When the Minister of Finance Hon. Syda Bbumba was reading her budget recently, she indicated that over 30 percent of it would be funded by donors. She spoke with such certainty that one would think the 30 percent equivalent of cash is lying somewhere out there awaiting collection, but where on earth do donors get their money?

A stone’s throw in any direction from Kampala City (and beyond), you are certain to find at least one non-governmental organization. Most of these do not have a single income-generating activity and survive solely on periodical soliciting of funds from donors. The total amount of this category of donations could actually be equivalent to or even more than the 30 percent in donations expected for the official government budget.

What this would mean is that, realistically, Uganda is operating on 100 percent of the official budget presented by the Finance Minister, plus an additional 30 percent from donations that do not flow through the budget. The question then remains: why is a country with so much money in circulation still backward? How can Uganda have such a poor road network, low pay for employees, poor health facilities, an unlit Kampala City, etc.?

Sadly, it is generally believed that donor funds are largely abused, ending up in individuals’ pockets through misappropriation rather than being put to activities geared at developing the country.
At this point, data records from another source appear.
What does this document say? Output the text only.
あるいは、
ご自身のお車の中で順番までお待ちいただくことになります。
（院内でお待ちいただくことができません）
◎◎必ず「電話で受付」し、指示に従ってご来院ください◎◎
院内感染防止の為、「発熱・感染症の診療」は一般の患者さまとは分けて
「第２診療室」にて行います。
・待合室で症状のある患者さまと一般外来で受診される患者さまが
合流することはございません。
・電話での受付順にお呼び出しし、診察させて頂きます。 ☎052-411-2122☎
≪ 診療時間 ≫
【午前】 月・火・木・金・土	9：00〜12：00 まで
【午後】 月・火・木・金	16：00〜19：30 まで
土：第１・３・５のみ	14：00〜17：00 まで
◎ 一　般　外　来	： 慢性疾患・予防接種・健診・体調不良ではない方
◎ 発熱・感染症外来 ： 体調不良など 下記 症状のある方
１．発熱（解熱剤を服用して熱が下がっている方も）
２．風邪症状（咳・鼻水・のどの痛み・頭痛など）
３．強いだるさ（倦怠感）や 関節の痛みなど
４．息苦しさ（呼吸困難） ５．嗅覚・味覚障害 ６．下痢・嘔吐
Ironically, even when this is happening, the donor basket never seems to run dry, as some donors simply rely on paperwork accountability submitted by their clients without ever monitoring the impact on the ground.

What is more annoying is that a lot of donor funds come with strings attached, strings that practically prohibit a more sensible use of their funds. For example, some donors are okay with spending US $100,000 on a national conference about how to improve the lives of refugees. They spend half of this money facilitating 10 experts drawn from 10 different European countries (air fare, accommodation and per diem), and the rest is spent hiring an expensive hotel venue, transport refund and an “inconvenience fee” for participants.

At the end of the day, strongly worded pre-meditated statements are offered to the media, who themselves also get a share of the spoils through the so-called “transport refund”, policy change proposals are submitted to the government, and the story ends at that. In fact, most of these conferences are planned toward the end of the year, serving as a perfect holiday for most participants. So much is spent, but refugee status remains unchanged!

Ah! Perhaps that’s why the government is encouraging the construction of more 5-star hotels in Kampala and the vicinity. I do not see any Ugandan at Serena Hotel spending his or her hard-earned cash to the tune of US $100,000 on a mere conference intended for people living on less than a dollar a day. This is simply incredible. How much would be saved if these refugees were lectured from the camp domiciles?

Sticking with the example of refugees, I recently realized one other interesting thing – many of the so-called refugees flooding the country are actually ghosts. They have been tipped off by someone that a number of organizations have so much donor money to dish out. They come over to Uganda, team up with colleagues who have lived here for long and know the flaws in the system, fabricate stories depicting themselves to be in immense danger, and the next day they receive so much aid and go out to party.

If donor money is actually contributed by people who have genuinely sweated for it and if donors truly want Uganda to develop, then it’s high time they devoted their money to tangible economic activity squared with sensible matching accountability. Less of this, we shall continue living in a land full of money, yet remain significantly under-developed.